Woran der Erfolg der Digitalen Agenda gemessen werden soll, ist der einzelne Bürger, er/sie muss spürbar davon profitieren (mehr Leistung des Internets, bessere Einkaufsmöglichkeiten im Internet, etc).

Die Mitteilung enthält rund 100 Maßnahmen, wovon sich 21 direkt an die Mitgliedsstaaten richten. Weiters enthält die Digitale Agenda 16 Schlüsselaktionen, also Maßnahmen, die besondere Beachtung finden sollen.

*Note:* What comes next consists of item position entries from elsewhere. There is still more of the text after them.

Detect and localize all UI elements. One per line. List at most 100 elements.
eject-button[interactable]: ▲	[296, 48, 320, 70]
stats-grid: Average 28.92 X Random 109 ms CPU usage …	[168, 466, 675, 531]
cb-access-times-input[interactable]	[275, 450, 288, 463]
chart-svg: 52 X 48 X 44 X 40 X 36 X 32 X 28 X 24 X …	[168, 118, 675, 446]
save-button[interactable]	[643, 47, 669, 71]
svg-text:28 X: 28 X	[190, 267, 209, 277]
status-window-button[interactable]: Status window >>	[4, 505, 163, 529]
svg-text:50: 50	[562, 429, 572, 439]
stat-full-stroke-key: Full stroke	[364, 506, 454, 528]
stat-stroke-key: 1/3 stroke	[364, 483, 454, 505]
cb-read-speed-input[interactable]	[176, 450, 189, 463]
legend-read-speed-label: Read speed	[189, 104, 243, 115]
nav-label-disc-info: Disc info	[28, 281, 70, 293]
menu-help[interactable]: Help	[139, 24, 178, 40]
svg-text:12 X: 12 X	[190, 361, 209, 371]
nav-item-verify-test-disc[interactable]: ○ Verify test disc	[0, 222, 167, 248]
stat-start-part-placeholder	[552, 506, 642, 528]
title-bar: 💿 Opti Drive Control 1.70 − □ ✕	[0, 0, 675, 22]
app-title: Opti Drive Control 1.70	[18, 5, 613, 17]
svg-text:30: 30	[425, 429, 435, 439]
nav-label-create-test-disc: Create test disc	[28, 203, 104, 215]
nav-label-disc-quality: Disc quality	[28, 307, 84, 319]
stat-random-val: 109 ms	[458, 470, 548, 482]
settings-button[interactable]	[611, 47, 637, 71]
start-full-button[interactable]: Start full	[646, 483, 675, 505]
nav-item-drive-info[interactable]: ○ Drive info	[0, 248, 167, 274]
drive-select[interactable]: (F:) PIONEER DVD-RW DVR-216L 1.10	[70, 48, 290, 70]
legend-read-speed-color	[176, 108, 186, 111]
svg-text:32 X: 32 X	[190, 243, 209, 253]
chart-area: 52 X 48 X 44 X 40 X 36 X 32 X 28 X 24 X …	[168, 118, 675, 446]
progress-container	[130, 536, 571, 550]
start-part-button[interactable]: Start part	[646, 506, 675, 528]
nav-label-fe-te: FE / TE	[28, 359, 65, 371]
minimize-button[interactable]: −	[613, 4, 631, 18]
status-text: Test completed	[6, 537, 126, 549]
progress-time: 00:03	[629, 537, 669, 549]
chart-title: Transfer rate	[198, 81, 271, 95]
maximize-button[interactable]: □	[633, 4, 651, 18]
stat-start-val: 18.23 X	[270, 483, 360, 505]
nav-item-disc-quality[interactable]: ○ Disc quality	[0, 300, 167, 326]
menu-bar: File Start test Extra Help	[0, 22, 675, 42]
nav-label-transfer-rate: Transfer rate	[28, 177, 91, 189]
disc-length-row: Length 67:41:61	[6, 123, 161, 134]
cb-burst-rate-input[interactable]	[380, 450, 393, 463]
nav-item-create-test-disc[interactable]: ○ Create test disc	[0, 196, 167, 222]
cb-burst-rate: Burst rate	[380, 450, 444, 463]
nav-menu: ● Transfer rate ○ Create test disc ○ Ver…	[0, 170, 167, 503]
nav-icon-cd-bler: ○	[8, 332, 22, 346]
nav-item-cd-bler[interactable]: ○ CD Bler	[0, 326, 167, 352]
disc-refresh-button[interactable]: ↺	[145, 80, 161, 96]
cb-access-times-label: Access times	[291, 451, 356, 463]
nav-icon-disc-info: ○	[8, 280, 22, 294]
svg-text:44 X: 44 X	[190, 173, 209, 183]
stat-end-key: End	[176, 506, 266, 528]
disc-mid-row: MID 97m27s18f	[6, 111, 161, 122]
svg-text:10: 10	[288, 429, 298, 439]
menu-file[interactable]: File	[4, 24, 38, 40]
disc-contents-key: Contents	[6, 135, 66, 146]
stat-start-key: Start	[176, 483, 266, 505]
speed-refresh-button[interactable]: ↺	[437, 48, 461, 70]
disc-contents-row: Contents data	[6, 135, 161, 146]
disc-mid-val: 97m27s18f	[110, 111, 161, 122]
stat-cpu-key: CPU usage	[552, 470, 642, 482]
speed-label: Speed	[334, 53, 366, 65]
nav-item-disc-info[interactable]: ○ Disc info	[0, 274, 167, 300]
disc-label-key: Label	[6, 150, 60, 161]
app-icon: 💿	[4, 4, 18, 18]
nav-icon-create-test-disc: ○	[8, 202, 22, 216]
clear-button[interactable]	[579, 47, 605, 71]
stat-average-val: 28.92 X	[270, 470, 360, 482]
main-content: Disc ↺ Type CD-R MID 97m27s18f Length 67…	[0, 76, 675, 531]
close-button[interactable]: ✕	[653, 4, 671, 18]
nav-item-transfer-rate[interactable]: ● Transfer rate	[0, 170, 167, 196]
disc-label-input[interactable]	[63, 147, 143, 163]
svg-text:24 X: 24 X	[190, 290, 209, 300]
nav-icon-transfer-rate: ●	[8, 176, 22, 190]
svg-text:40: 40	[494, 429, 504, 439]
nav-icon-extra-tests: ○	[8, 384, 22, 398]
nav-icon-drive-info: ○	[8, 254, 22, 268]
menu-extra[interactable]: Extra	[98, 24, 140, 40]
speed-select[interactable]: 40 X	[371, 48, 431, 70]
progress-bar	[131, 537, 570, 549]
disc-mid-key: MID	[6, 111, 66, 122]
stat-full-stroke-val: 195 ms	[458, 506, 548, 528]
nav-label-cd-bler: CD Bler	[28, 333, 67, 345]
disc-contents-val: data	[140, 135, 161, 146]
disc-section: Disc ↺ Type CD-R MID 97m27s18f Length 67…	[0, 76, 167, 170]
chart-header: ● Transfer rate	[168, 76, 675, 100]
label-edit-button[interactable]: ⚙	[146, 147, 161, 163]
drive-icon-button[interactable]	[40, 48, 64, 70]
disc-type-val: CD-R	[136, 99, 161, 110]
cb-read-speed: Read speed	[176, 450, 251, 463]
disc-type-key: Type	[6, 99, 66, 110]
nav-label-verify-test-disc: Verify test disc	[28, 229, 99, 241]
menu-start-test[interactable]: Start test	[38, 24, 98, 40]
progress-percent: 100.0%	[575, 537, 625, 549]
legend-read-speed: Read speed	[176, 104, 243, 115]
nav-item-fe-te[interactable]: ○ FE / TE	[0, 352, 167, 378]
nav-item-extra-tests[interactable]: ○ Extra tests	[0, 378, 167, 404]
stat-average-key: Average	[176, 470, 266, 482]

Folgende, konkrete Zielsetzungen sollen mit den diversen Maßnahmen und Initiativen erreicht werden:

  • 100 Prozent Breitbandversorgung für alle bis 2013;
  • (Schnelle) Breitbandversorgung aller EU-Bürger mit 30 Mbit/s oder mehr bis 2020;
  • (Ultraschnelle) Breitbandversorgung bis 2020 von 50 Prozent der europäischen Haushalte mit 100 Mbit/s;
  • bis 2015 sollen 50 Prozent der EU-Bürger online einkaufen;
  • Erhöhung der regelmäßigen Internetnutzung von 60 Prozent auf 75 Prozent bzw. von 41 Prozent auf 60 Prozent in benachteiligten Bevölkerungsgruppen;
  • bis 2015 Halbierung (von 30 auf 15 Prozent) des Bevölkerungsanteiles, der noch nie im Internet war;
  • bis 2015 sollen 50 Prozent der Bevölkerung elektronische Behördendienste nutzen;
  • bis 2015 sollen die Investitionen in IKT auf 11 Milliarden EUR gesteigert werden.

Seitens der Europäischen Kommission sind ein jährlicher Fortschrittsbericht und eine jährliche Digitale Versammlung (aus Mitgliedstaaten, EU-Organen, VertreterInnen der Bürger und der Wirtschaft) vorgesehen.